According to the classification of Currarino et. al.,[8] there are five types of anomalies. Type A defects are defined as failure of posterior midline fusion of the two hemiarches; Type B, unilateral defects; Type C, bilateral defects; Type D, the absence of the posterior arch with preservation of the posterior tubercle, and Type E, the complete absence of the posterior arch including the tubercle. Based on the literature, roughly 4% of patients present with congenital atlas arch defects, with the predominant type being Type A.[234] In contrast, Type E defects are very rare. One study found two patients (0.18%),[2] while two studies didn't find any patients with type E defects and had patient populations of 1069 and 1153 respectively.[34]

Anomalies of the posterior arch are generally asymptomatic, but there have been case reports of partial aplasia with isolated posterior arch tubercles and C1 canal stenosis causing myelopathy.[9] There have only been sporadic case reports of patients with Type E posterior arch anomalies. In general, such abnormalities are asymptomatic, but there have been case reports of patients with neck pain and neurological deficits due to structural instability.[10] To detect instability and determine if management is needed, imaging including dynamic flexion/extension is needed.[2] In cases of atlantoaxial instability, posterior fusion involving the occiput and lower spinal segments can be performed to immobilize the upper cervical spine.[1]

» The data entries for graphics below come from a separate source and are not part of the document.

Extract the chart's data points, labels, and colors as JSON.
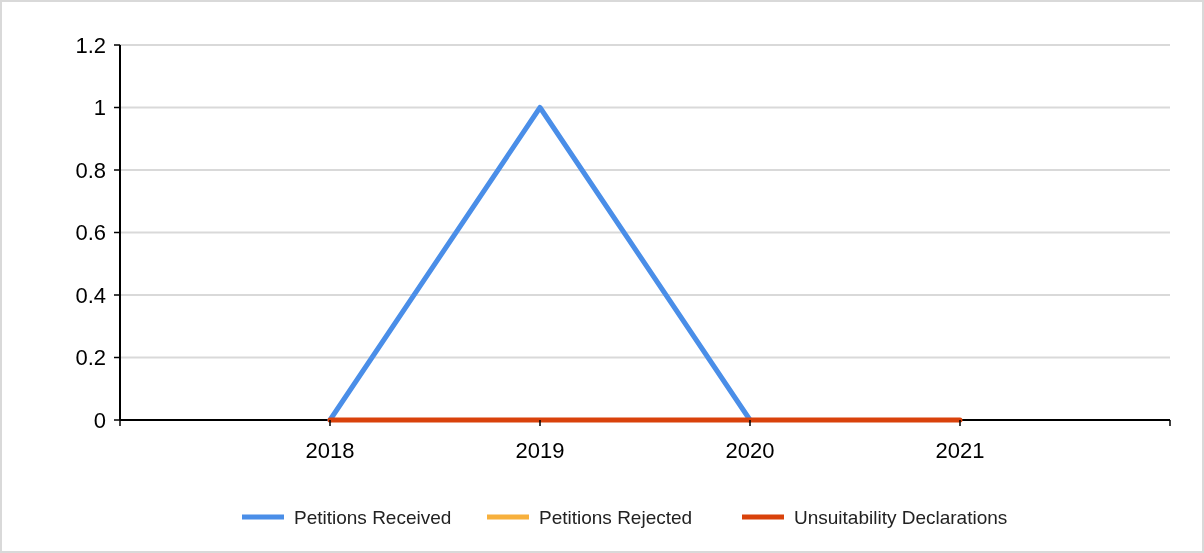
{
  "chart_data": {
    "type": "line",
    "categories": [
      "2018",
      "2019",
      "2020",
      "2021"
    ],
    "series": [
      {
        "name": "Petitions Received",
        "color": "#4a8ee8",
        "values": [
          0,
          1,
          0,
          null
        ]
      },
      {
        "name": "Petitions Rejected",
        "color": "#f7b03c",
        "values": [
          null,
          null,
          null,
          null
        ]
      },
      {
        "name": "Unsuitability Declarations",
        "color": "#d9420b",
        "values": [
          0,
          0,
          0,
          0
        ]
      }
    ],
    "ylim": [
      0,
      1.2
    ],
    "yticks": [
      0,
      0.2,
      0.4,
      0.6,
      0.8,
      1,
      1.2
    ],
    "grid": "y",
    "legend": "bottom",
    "marker": "none",
    "line_style": "solid"
  }
}
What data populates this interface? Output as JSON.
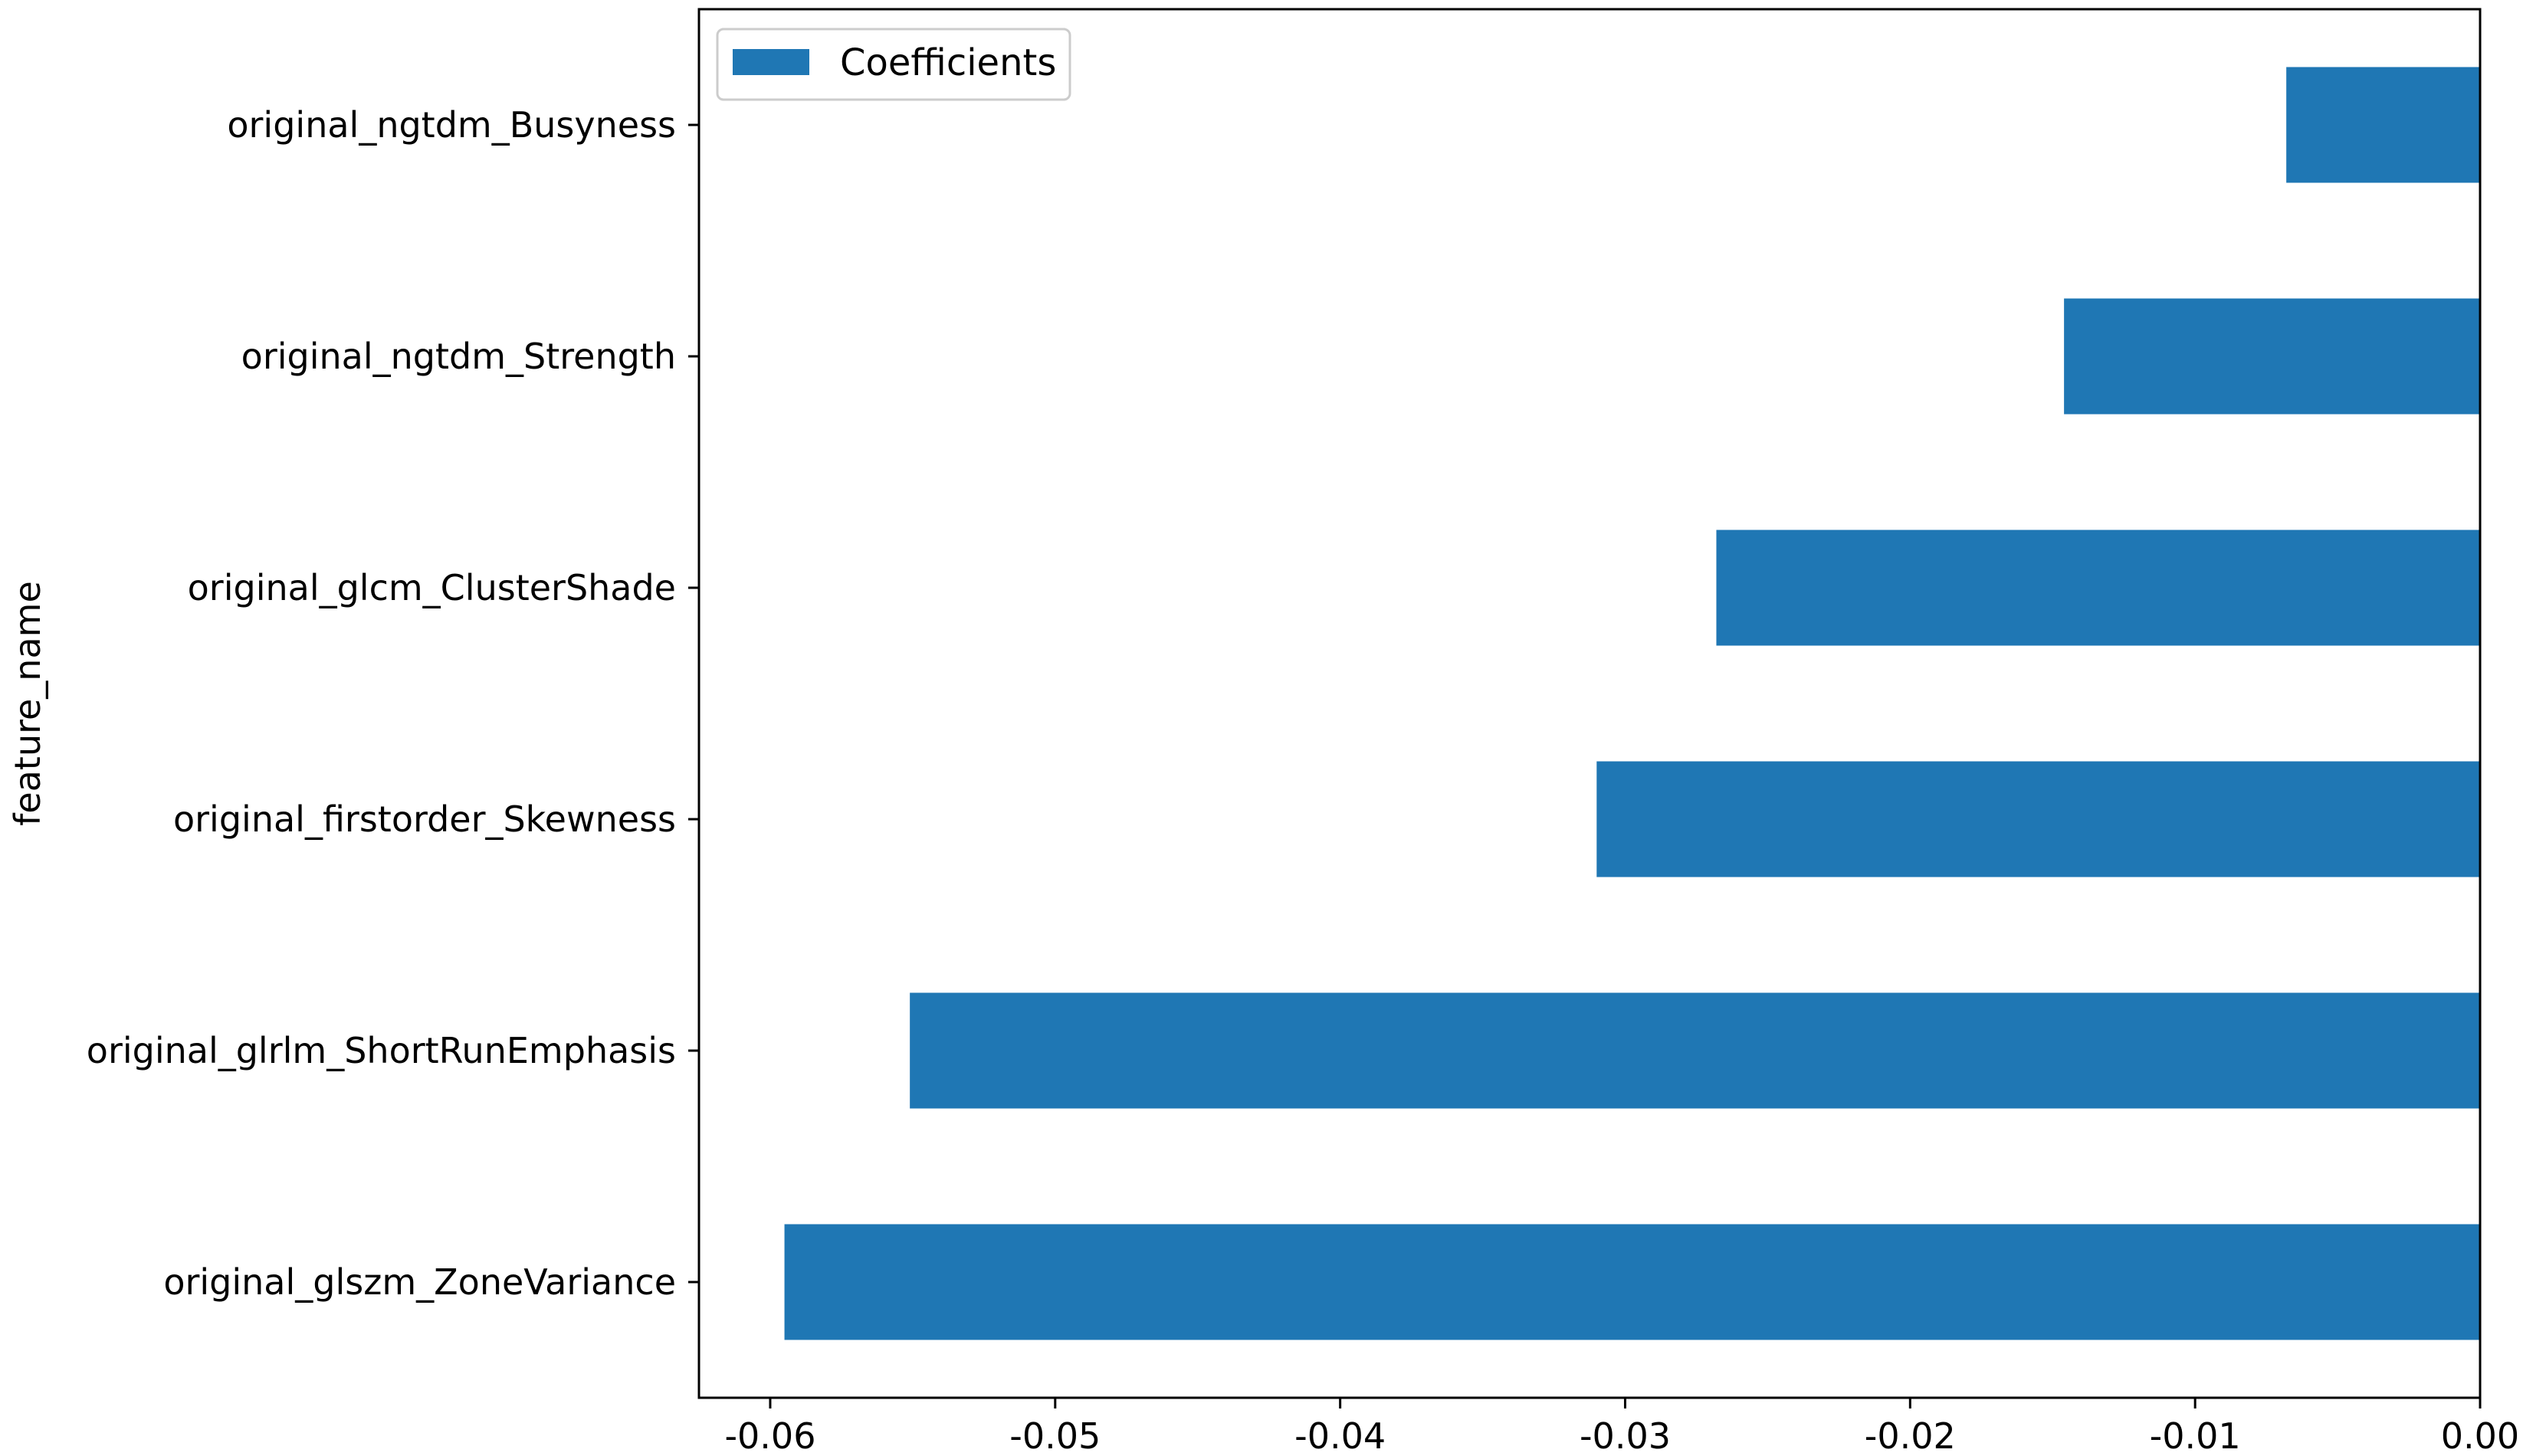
{
  "chart_data": {
    "type": "bar",
    "orientation": "horizontal",
    "categories": [
      "original_glszm_ZoneVariance",
      "original_glrlm_ShortRunEmphasis",
      "original_firstorder_Skewness",
      "original_glcm_ClusterShade",
      "original_ngtdm_Strength",
      "original_ngtdm_Busyness"
    ],
    "series": [
      {
        "name": "Coefficients",
        "values": [
          -0.0595,
          -0.0551,
          -0.031,
          -0.0268,
          -0.0146,
          -0.0068
        ]
      }
    ],
    "xlim": [
      -0.0625,
      0.0
    ],
    "xticks": [
      -0.06,
      -0.05,
      -0.04,
      -0.03,
      -0.02,
      -0.01,
      0.0
    ],
    "xtick_labels": [
      "-0.06",
      "-0.05",
      "-0.04",
      "-0.03",
      "-0.02",
      "-0.01",
      "0.00"
    ],
    "xlabel": "",
    "ylabel": "feature_name",
    "title": "",
    "grid": false,
    "legend": {
      "position": "top-left",
      "entries": [
        "Coefficients"
      ]
    },
    "colors": {
      "bar": "#1f77b4",
      "axis": "#000000",
      "legend_border": "#cccccc"
    }
  }
}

Our patient, diagnosed with myelopathy and type E defect of the posterior atlas, responded very well to a C3-C4 ACDF, and had all myelopathic symptoms resolve. However, symptoms due to the congential absence of his posterior atlas remain, but resolve when stabilized with a Miami J neck collar. Since there was no evidence of atlantoaxial, or occipitocervical instability, the decision was made not to undergo surgical management given the high morbidity of an occipitalcervical fusion. The patient's only current complaints are that the symptoms return when his neck collar is removed, but he has no other symptoms.

Our findings are different than previous reports in the literature. There have been very few recorded cases of Type E posterior arch anomalies, and to the best of our knowledge, there is no other case report detailing the symptoms described here. Imaging remains the first option for investigation, but surgery should only be reserved for cases of atlantoaxial instability. We propose that for symptomatic patients without any radiographic evidence of instability, a non-operative treatment plan is initiated before surgical intervention. In this case, a Miami J collar was used with success.